Michel FICHANT
 

L'amphibologie des concepts de la réflexion : les leçons d'une lecture kantienne des Nouveaux Essais.

vendredi 1er  octobre, 11h40-12h10

Résumé de la communication :

Dans la section de la Critique de la raison pure (1781, 21787), intitulée Amphibologie des concepts de la réflexion, Kant met en place une présentation quasi-antithétique des philosophies de Locke et de Leibniz. En appliquant les « concepts de la réflexion » aux objets eux-mêmes, elles auraient présenté les deux versions inversées de la même confusion entre ce qui revient à la sensibilité et ce qui relève de l’entendement. C’est ainsi que Leibniz aurait tout rapporté à l’entendement, – c’est la thèse de « l’intellectualisation des phénomènes ». Inversement, Locke aurait tout réduit à la sensibilité, – c’est l’antithèse de « sensualisation des concepts de l’entendement ».
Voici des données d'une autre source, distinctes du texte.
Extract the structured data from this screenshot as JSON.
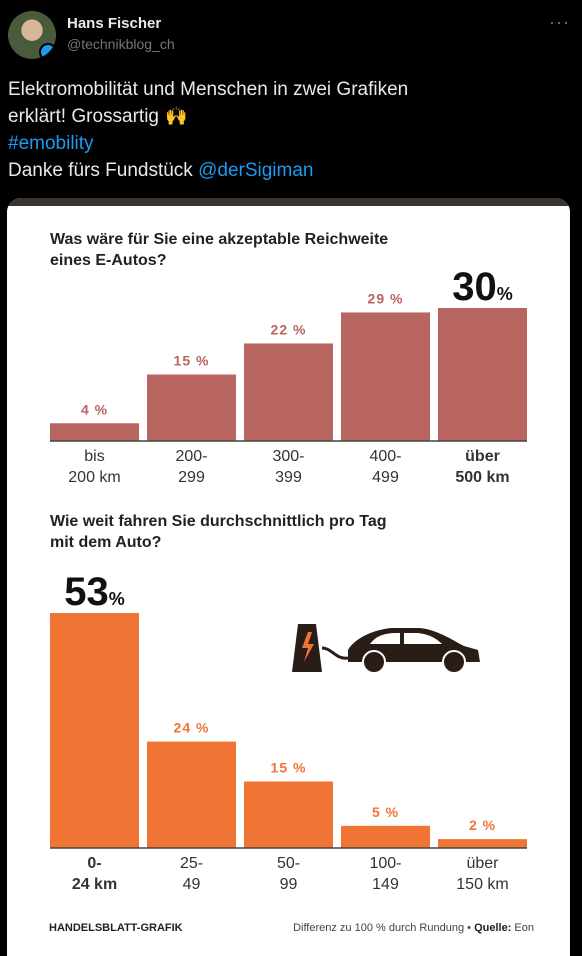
{
  "user": {
    "name": "Hans Fischer",
    "handle": "@technikblog_ch"
  },
  "tweet": {
    "line1": "Elektromobilität und Menschen in zwei Grafiken",
    "line2": "erklärt! Grossartig",
    "hashtag": "#emobility",
    "line4_text": "Danke fürs Fundstück ",
    "mention": "@derSigiman"
  },
  "icons": {
    "more": "more-icon",
    "emoji": "raising-hands-icon",
    "car": "ev-charging-car-icon"
  },
  "colors": {
    "chart1_bar": "#b86560",
    "chart2_bar": "#f07535",
    "text_dark": "#222222"
  },
  "chart_data": [
    {
      "type": "bar",
      "title": "Was wäre für Sie eine akzeptable Reichweite eines E-Autos?",
      "title_lines": [
        "Was wäre für Sie eine akzeptable Reichweite",
        "eines E-Autos?"
      ],
      "categories": [
        [
          "bis",
          "200 km"
        ],
        [
          "200-",
          "299"
        ],
        [
          "300-",
          "399"
        ],
        [
          "400-",
          "499"
        ],
        [
          "über",
          "500 km"
        ]
      ],
      "values": [
        4,
        15,
        22,
        29,
        30
      ],
      "labels": [
        "4 %",
        "15 %",
        "22 %",
        "29 %",
        "30%"
      ],
      "highlight_index": 4,
      "unit": "%",
      "ylim": [
        0,
        30
      ]
    },
    {
      "type": "bar",
      "title": "Wie weit fahren Sie durchschnittlich pro Tag mit dem Auto?",
      "title_lines": [
        "Wie weit fahren Sie durchschnittlich pro Tag",
        "mit dem Auto?"
      ],
      "categories": [
        [
          "0-",
          "24 km"
        ],
        [
          "25-",
          "49"
        ],
        [
          "50-",
          "99"
        ],
        [
          "100-",
          "149"
        ],
        [
          "über",
          "150 km"
        ]
      ],
      "values": [
        53,
        24,
        15,
        5,
        2
      ],
      "labels": [
        "53%",
        "24 %",
        "15 %",
        "5 %",
        "2 %"
      ],
      "highlight_index": 0,
      "unit": "%",
      "ylim": [
        0,
        53
      ]
    }
  ],
  "footer": {
    "source_org": "HANDELSBLATT-GRAFIK",
    "note": "Differenz zu 100 % durch Rundung •",
    "source_label": "Quelle:",
    "source_value": "Eon"
  }
}
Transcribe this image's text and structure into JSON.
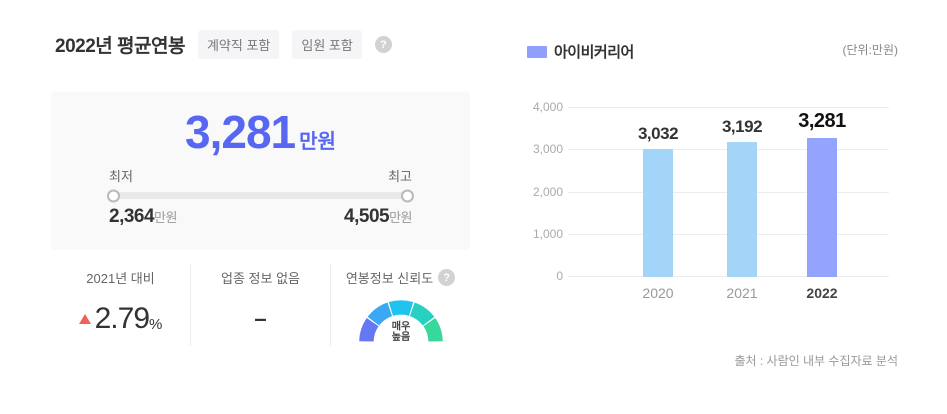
{
  "colors": {
    "accent": "#5767f1",
    "up_red": "#ef6255",
    "legend": "#8f9ffb",
    "bar_default": "#a2d5f8",
    "bar_highlight": "#94a3fc"
  },
  "left_panel": {
    "title": "2022년 평균연봉",
    "tags": [
      "계약직 포함",
      "임원 포함"
    ],
    "help_glyph": "?",
    "salary_card": {
      "average_value": "3,281",
      "unit": "만원",
      "min_label": "최저",
      "max_label": "최고",
      "min_value": "2,364",
      "min_unit": "만원",
      "max_value": "4,505",
      "max_unit": "만원"
    },
    "stats": {
      "yoy": {
        "label": "2021년 대비",
        "direction": "up",
        "value": "2.79",
        "unit": "%"
      },
      "industry": {
        "label": "업종 정보 없음",
        "value": "–"
      },
      "reliability": {
        "label": "연봉정보 신뢰도",
        "value": "매우 높음",
        "value_lines": [
          "매우",
          "높음"
        ],
        "gauge_segments_filled": 5,
        "segment_colors": [
          "#6577f2",
          "#3aa8f3",
          "#1fc4ee",
          "#27d0c0",
          "#38d89c"
        ]
      }
    }
  },
  "right_panel": {
    "legend": {
      "label": "아이비커리어"
    },
    "unit_note": "(단위:만원)",
    "source": "출처 : 사람인 내부 수집자료 분석",
    "chart_data": {
      "type": "bar",
      "categories": [
        "2020",
        "2021",
        "2022"
      ],
      "values": [
        3032,
        3192,
        3281
      ],
      "value_labels": [
        "3,032",
        "3,192",
        "3,281"
      ],
      "series_name": "아이비커리어",
      "ylabel": "만원",
      "ylim": [
        0,
        4000
      ],
      "yticks": [
        0,
        1000,
        2000,
        3000,
        4000
      ],
      "ytick_labels": [
        "0",
        "1,000",
        "2,000",
        "3,000",
        "4,000"
      ],
      "bar_colors": [
        "#a2d5f8",
        "#a2d5f8",
        "#94a3fc"
      ],
      "highlight_index": 2,
      "grid": true,
      "legend_position": "top-left"
    }
  }
}
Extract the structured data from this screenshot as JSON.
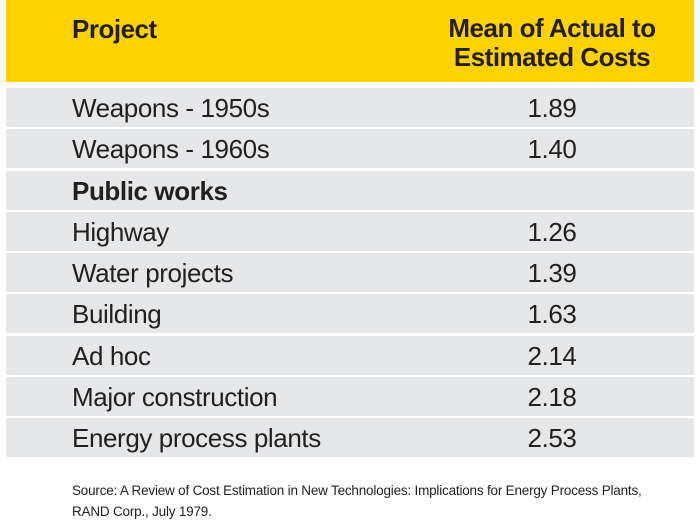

La symétrie ainsi établie entre Locke et Leibniz est souvent adoptée comme une grille de lecture pertinente de la confrontation conduite par Leibniz dans les Nouveaux Essais sur l’entendement humain, dont la publication en 1765 a dû retenir l’attention de Kant. On montrera comment la reconstruction kantienne est en cela infidèle à l’intention réelle de Leibniz et à la stratégie déployée dans le dialogue entre Philalèthe et Théophile. Il reste que Kant a identifié, sous sa propre caractérisation de la « réflexion transcendantale », le thème de la réflexion comme celui qui structure le débat, dans lequel le statut conféré par Locke à la réflexion (ou sens interne) comme seconde origine des idées (après la sensation externe) donnait à Leibniz l’occasion de mener sa critique : son argument capital est de montrer que la réflexion bien comprise reconduit nécessairement à reconnaître des connaissances innées, et ce, principiellement, en donnant accès à la réalité du concept de substance.

La notion de réflexion permet ainsi de construire une triangulation, où l’opposition de Leibniz à Locke est en quelque sorte réfléchie à son tour par la critique de Leibniz par Kant.